$a+b\sqrt{-3}$ and $a-b\sqrt{-3}$ are coprime in $\mathbb{Z}+ \omega \mathbb{Z}$

Actually, there's no contradiction.

Even if $a,b$ are relatively prime, the claim is false.

For example, let

$$y = 1 + \sqrt{-3}$$

$$z = 1 - \sqrt{-3}$$

Then $y,z$ are non-units, but each divides the other, hence they have a common non-unit factor.

So many things that need clarification here. What are $a$ and $b$? Are they integers, that is $a, b \in \mathbb Z$? And are you sure you're only looking at numbers of the form $a + b \sqrt{-3}$, and not also numbers of the form $a + b \omega$?

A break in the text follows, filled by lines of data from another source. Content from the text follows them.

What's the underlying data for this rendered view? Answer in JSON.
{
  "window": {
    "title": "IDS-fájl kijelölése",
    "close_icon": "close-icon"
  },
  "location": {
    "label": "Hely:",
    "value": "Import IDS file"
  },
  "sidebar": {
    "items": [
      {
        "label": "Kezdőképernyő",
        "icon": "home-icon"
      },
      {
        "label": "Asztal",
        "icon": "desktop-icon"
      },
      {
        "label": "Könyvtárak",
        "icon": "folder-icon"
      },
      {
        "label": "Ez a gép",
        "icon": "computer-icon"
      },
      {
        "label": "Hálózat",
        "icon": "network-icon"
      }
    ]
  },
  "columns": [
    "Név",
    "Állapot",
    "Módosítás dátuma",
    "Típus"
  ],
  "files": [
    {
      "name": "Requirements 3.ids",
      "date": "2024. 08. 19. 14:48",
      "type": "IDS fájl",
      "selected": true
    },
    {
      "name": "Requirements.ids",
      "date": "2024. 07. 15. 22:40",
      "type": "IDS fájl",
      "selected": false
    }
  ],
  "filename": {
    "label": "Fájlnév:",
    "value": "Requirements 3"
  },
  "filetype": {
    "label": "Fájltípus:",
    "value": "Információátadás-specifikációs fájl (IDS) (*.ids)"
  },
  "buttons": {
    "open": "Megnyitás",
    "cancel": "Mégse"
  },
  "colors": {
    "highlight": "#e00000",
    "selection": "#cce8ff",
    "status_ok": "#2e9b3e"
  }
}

It needs to be said explicitly that $$\omega = -\frac{1}{2} + \frac{\sqrt{-3}}{2}.$$ With that in mind, we can rewrite $1 - \sqrt{-3}$ and $1 + \sqrt{-3}$ as $-2 \omega$ and $2 + 2 \omega$ respectively. We have changed $a$ and $b$, of course, but it should still be clear that $2 \omega$ and $-2 \omega$ have at least one prime factor in common, as do $2 - 2 \omega$ and $2 + 2 \omega$.

Also note that $N(a + b \omega) = a^2 - ab + b^2$.